The road to rebuild trust with Ukraine will be a long one, Hungarian Foreign Minister Peter Szijjarto said after a meeting with his Ukrainian counterpart, Dmytro Kuleba, on Monday.
According to a statement issued by Hungary’s foreign ministry, Szijjarto made the remarks at a joint press conference with Kuleba and Andriy Yermak, head of the Ukrainian president’s office, in Uzhhorod, the administrative center of the western Ukrainian region Transcarpathia.
He emphasized the continuous erosion of the rights of the Hungarian minority since 2015, an issue he said has strained bilateral relations in recent years.

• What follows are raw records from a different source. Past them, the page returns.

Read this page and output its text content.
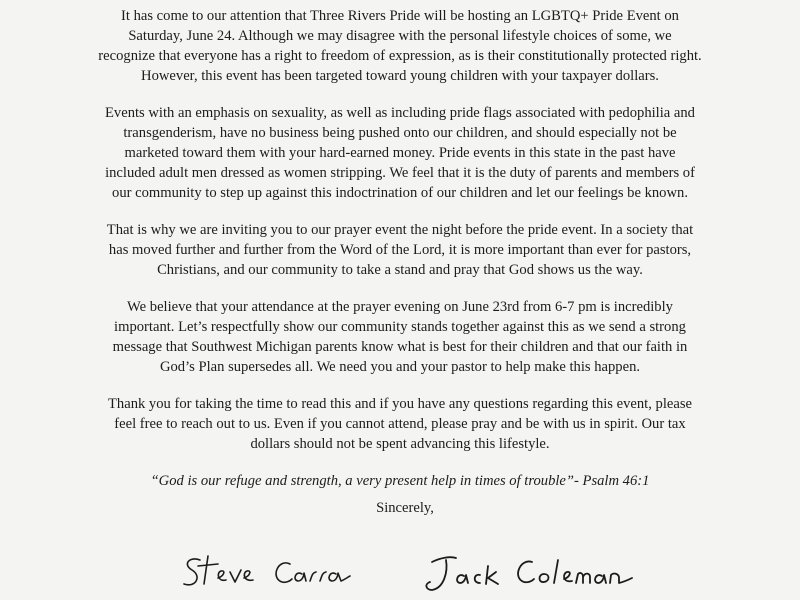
It has come to our attention that Three Rivers Pride will be hosting an LGBTQ+ Pride Event on
Saturday, June 24. Although we may disagree with the personal lifestyle choices of some, we
recognize that everyone has a right to freedom of expression, as is their constitutionally protected right.
However, this event has been targeted toward young children with your taxpayer dollars.
Events with an emphasis on sexuality, as well as including pride flags associated with pedophilia and
transgenderism, have no business being pushed onto our children, and should especially not be
marketed toward them with your hard-earned money. Pride events in this state in the past have
included adult men dressed as women stripping. We feel that it is the duty of parents and members of
our community to step up against this indoctrination of our children and let our feelings be known.
That is why we are inviting you to our prayer event the night before the pride event. In a society that
has moved further and further from the Word of the Lord, it is more important than ever for pastors,
Christians, and our community to take a stand and pray that God shows us the way.
We believe that your attendance at the prayer evening on June 23rd from 6-7 pm is incredibly
important. Let’s respectfully show our community stands together against this as we send a strong
message that Southwest Michigan parents know what is best for their children and that our faith in
God’s Plan supersedes all. We need you and your pastor to help make this happen.
Thank you for taking the time to read this and if you have any questions regarding this event, please
feel free to reach out to us. Even if you cannot attend, please pray and be with us in spirit. Our tax
dollars should not be spent advancing this lifestyle.
“God is our refuge and strength, a very present help in times of trouble”- Psalm 46:1
Sincerely,
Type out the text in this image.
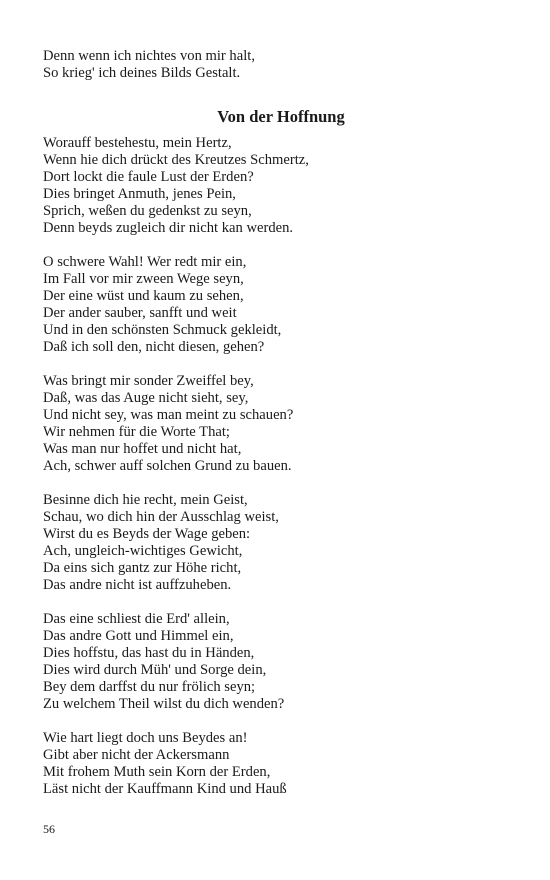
Denn wenn ich nichtes von mir halt,
So krieg' ich deines Bilds Gestalt.
Von der Hoffnung
Worauff bestehestu, mein Hertz,
Wenn hie dich drückt des Kreutzes Schmertz,
Dort lockt die faule Lust der Erden?
Dies bringet Anmuth, jenes Pein,
Sprich, weßen du gedenkst zu seyn,
Denn beyds zugleich dir nicht kan werden.
O schwere Wahl! Wer redt mir ein,
Im Fall vor mir zween Wege seyn,
Der eine wüst und kaum zu sehen,
Der ander sauber, sanfft und weit
Und in den schönsten Schmuck gekleidt,
Daß ich soll den, nicht diesen, gehen?
Was bringt mir sonder Zweiffel bey,
Daß, was das Auge nicht sieht, sey,
Und nicht sey, was man meint zu schauen?
Wir nehmen für die Worte That;
Was man nur hoffet und nicht hat,
Ach, schwer auff solchen Grund zu bauen.
Besinne dich hie recht, mein Geist,
Schau, wo dich hin der Ausschlag weist,
Wirst du es Beyds der Wage geben:
Ach, ungleich-wichtiges Gewicht,
Da eins sich gantz zur Höhe richt,
Das andre nicht ist auffzuheben.
Das eine schliest die Erd' allein,
Das andre Gott und Himmel ein,
Dies hoffstu, das hast du in Händen,
Dies wird durch Müh' und Sorge dein,
Bey dem darffst du nur frölich seyn;
Zu welchem Theil wilst du dich wenden?
Wie hart liegt doch uns Beydes an!
Gibt aber nicht der Ackersmann
Mit frohem Muth sein Korn der Erden,
Läst nicht der Kauffmann Kind und Hauß
56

He welcomed the Ukrainian parliament’s legislation adopted in December last year as a crucial step in halting this negative spiral. However, he said that Hungary expects the rights of the Hungarian minority in Transcarpathia before 2015 should be restored.
Ukraine’s parliament adopted a draft law on national minorities on Dec. 8 last year. The bill allows the use of European Union languages and languages of national minorities in political advertising, private schools, and universities, student groups consisting of national minorities, and the media.
A bilateral intergovernmental committee has been tasked with drafting concrete proposals to be presented to both foreign ministries.
“We came here with the goal to rebuild a climate of trust in our bilateral relations. We have made encouraging steps towards this direction,” he said, adding that “we still have a long road ahead of us, a lot of work needs to be done.”
Ukraine’s presidential office said after the meeting that Kiev and Budapest have moved towards organizing a meeting between Ukrainian President Volodymyr Zelensky and Hungarian Prime Minister Viktor Orban.
Reaffirmed Hungary’s consistent support for the territorial integrity and sovereignty of Ukraine, Szijjarto also said, “We must multiply our efforts so that people in Ukraine can finally live in peace.”
According to Szijjarto, Hungary has received over a million refugees from Ukraine since 2022. Currently, 5,224 Ukrainian children are attending 1,558 Hungarian schools and kindergartens. Its humanitarian aid has reached more than half a million families in 20 Ukrainian counties.
However, the ministry’s statement did not shed any light on the issue of Ukraine’s 50-billion-euro aid from the European Union (EU), which Hungary vetoed in December. The fund will be the focus of the upcoming EU summit later this week.